On 01/14/2012 12:28 AM, Sturla Molden wrote:
> Den 13.01.2012 22:42, skrev Sturla Molden:
>> Den 13.01.2012 22:24, skrev Robert Kern:
>>> Do these systems have a ramdisk capability?
>> I assume you have seen this as well :)
>>
>> http://www.cs.uoregon.edu/Research/paracomp/papers/iccs11/iccs_paper_final.pdf
>>
>
> This paper also repeats a common mistake about the GIL:
>
> "A future challenge is the increasing number of CPU cores per node,
> which is normally addressed by hybrid thread and message passing based
> parallelization.

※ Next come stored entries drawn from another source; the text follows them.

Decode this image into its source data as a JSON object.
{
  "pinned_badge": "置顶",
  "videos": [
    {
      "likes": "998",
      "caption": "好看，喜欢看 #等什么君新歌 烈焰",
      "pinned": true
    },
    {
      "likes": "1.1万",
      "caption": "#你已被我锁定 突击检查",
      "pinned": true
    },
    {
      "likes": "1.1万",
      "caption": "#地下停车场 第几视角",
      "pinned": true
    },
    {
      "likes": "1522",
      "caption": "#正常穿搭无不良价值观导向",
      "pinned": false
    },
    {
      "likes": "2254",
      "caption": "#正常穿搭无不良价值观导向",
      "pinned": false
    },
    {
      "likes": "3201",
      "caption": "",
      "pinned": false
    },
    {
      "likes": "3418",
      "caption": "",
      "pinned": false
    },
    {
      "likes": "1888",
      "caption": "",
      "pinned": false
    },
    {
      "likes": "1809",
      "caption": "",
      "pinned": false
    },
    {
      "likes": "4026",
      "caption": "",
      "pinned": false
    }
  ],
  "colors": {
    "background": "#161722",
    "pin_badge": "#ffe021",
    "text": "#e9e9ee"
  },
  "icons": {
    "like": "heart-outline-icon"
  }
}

Whereas message passing can be used transparently by
> both on Python and C level, the global interpreter lock in CPython
> limits the thread based parallelization to the C-extensions only. We are
> currently investigating hybrid OpenMP/MPI implementation with the hope
> that limiting threading to only C-extension provides enough performance."
>
> This is NOT true.
>
> Python threads are native OS threads. They can be used for parallel
> computing on multi-core CPUs. The only requirement is that the Python
> code calls a C extension that releases the GIL. We can use threads in C
> or Python code: OpenMP and threading.Thread perform equally well, but if
> we use threading.Thread the GIL must be released for parallel execution.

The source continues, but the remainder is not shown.